If you call this method when the matrix is not square, the return value is null.

Some of the reduction algorithms for large matrices may mess up the sign.


bitLength

public static double bitLength(CSparse A)
Sums SparseElt.bitLength() for all the entries, and returns the sum in kilobytes (kB).

Throws:
ClassCastException - Unless all the entries are SparseEltZs.

jac

protected void jac()
The main algorithm for Smith normal form computations.

Since 1980, the author has called this method jac because he learned it as Theorem 3.8 of Basic Algebra I by Nathan Jacobson. During his college and grad school days, the author collected nine stuffed panda bears, one for each year of school; the panda for 1979-80 is named Jacobson.


dToString

public String dToString()
Prints D in human-readable form. An example is
[five thousand and thirty-seven 1's] 3 3 6 [two hundred and five 0's]


torsion

public String torsion()
Returns a pretty-print version of the elementary divisors other than 1 or 0. Examples: [3 3 6], or [] for no torsion.


elemDivisors

public BigInteger[] elemDivisors()
Returns an array of the elementary divisors other than 1 or 0.


numOnes

public int numOnes()
The number of 1's down the diagonal of D.


getPivot

protected MPDQ.Pivot getPivot()
Returns the next Pivot to use, or null if there are no more entries.


getPivotGreedy

protected MPDQ.Pivot getPivotGreedy()
Finds the smallest pivot in absolute value.

This method does no Markowitz stuff to reduce fill-in.

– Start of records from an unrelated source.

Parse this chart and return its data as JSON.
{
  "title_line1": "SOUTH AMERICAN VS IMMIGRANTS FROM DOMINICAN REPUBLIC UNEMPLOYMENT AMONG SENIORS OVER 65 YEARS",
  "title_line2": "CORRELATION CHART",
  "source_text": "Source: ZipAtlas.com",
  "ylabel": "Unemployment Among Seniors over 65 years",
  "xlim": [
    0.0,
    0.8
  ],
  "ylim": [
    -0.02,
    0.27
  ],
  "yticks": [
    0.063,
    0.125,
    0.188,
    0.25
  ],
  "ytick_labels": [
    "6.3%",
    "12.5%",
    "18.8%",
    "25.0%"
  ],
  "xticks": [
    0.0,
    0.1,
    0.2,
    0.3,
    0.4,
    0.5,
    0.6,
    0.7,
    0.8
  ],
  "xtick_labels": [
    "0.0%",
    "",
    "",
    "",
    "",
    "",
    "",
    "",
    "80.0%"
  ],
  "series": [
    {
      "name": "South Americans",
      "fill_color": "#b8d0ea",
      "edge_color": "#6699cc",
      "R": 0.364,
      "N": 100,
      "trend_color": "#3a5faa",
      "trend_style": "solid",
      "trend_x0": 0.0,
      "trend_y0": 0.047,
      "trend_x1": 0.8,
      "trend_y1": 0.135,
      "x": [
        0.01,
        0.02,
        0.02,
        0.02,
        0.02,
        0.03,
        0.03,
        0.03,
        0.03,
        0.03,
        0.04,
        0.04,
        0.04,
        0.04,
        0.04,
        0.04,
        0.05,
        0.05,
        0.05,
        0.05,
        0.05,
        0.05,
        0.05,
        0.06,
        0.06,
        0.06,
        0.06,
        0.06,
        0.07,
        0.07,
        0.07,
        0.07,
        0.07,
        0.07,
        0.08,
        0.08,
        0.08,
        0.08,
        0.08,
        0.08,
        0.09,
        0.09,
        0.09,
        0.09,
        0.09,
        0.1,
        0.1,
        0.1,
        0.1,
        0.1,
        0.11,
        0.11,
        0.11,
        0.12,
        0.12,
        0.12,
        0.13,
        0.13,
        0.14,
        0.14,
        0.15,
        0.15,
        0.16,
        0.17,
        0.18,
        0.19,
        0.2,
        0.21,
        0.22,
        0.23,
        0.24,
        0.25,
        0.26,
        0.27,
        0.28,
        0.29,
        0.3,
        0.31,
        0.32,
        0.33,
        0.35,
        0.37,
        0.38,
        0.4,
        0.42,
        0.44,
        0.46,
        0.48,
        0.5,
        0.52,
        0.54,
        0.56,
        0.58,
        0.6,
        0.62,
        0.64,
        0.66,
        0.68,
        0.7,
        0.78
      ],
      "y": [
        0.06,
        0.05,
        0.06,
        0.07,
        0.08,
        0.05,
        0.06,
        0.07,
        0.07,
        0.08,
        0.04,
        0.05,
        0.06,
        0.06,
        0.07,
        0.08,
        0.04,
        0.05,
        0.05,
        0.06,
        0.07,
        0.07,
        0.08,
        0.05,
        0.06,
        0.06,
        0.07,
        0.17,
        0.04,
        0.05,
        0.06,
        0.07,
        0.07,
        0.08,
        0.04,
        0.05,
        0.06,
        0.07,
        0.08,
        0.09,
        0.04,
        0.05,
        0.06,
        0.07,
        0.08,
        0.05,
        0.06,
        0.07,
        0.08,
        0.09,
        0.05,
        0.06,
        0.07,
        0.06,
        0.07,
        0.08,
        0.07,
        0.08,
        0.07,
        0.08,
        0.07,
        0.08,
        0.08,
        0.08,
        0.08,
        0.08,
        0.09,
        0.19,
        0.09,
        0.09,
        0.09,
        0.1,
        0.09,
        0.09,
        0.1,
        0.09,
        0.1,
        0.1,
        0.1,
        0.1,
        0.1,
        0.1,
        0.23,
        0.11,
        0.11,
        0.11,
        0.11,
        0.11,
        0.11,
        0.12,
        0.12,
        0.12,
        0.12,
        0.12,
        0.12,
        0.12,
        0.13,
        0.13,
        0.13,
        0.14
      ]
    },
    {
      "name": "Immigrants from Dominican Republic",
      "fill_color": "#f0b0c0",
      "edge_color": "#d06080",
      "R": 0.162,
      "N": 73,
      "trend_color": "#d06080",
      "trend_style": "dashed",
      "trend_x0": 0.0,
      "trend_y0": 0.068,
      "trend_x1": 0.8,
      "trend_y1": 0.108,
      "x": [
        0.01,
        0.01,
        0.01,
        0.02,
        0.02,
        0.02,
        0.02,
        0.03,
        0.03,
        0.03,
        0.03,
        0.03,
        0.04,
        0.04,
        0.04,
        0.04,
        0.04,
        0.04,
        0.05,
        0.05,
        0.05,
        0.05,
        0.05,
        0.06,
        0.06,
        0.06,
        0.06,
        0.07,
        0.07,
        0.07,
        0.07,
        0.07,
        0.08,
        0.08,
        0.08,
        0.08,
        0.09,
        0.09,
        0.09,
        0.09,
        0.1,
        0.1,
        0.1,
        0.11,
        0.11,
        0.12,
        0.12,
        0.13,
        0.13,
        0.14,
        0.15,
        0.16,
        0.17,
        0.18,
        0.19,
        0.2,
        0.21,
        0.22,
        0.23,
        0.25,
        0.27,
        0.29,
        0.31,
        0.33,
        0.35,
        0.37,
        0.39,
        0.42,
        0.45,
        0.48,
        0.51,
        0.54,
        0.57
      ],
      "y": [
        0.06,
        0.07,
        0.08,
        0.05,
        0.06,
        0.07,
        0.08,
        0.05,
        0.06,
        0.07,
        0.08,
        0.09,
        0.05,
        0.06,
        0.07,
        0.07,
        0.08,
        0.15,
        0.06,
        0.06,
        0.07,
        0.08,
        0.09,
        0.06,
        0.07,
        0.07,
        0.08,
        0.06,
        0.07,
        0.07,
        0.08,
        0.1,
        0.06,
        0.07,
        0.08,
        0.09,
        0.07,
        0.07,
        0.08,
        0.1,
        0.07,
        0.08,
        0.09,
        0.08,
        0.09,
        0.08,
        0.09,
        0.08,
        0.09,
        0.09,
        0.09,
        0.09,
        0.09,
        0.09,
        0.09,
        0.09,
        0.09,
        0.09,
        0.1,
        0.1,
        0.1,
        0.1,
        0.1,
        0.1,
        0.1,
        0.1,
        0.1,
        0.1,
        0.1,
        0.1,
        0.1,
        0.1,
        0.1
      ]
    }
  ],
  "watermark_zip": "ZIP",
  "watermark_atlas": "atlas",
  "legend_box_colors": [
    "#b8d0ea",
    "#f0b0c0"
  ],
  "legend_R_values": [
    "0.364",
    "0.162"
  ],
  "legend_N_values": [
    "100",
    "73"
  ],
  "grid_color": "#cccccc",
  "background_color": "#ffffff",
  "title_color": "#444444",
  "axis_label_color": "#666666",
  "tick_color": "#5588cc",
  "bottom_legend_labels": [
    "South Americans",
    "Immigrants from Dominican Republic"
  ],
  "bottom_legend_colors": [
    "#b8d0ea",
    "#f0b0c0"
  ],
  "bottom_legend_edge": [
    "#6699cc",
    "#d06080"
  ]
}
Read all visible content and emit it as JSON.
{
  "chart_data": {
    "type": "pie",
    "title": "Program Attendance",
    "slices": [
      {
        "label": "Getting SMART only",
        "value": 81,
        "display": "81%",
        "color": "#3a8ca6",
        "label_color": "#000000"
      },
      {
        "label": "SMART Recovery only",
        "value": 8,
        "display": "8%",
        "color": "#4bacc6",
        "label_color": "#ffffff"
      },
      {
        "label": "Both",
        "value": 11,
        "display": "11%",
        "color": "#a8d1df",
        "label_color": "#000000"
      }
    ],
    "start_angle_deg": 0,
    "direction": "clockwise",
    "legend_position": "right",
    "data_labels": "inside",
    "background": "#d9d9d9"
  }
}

Nevertheless, if the columns are sorted by COL_MARKOWITZ and there are lots of entries with value ±1, then the pivot it finds will have value ±1 and be fairly good in the Markowitz sense.


upperTriangularize

public void upperTriangularize()
A greedy upper-triangularization algorithm. When it has a choice, it uses a random-number generator to make it not completely stupid. Only rows and columns with index ≥ corner are affected.


enumEdgesOn

public Iterator enumEdgesOn(Object v)
Description copied from interface: HopcroftTarjan.Graph
Returns an Iterator of all the edges on v.

Specified by:
enumEdgesOn in interface HopcroftTarjan.Graph

getOtherVertexOn

public Object getOtherVertexOn(Object e,
                               Object v)
Description copied from interface: HopcroftTarjan.Graph
If v is one of the vertices of edge e, returns the other vertex. Returns null if v is not on e, so the method also tests whether v is on e at all.

Specified by:
getOtherVertexOn in interface HopcroftTarjan.Graph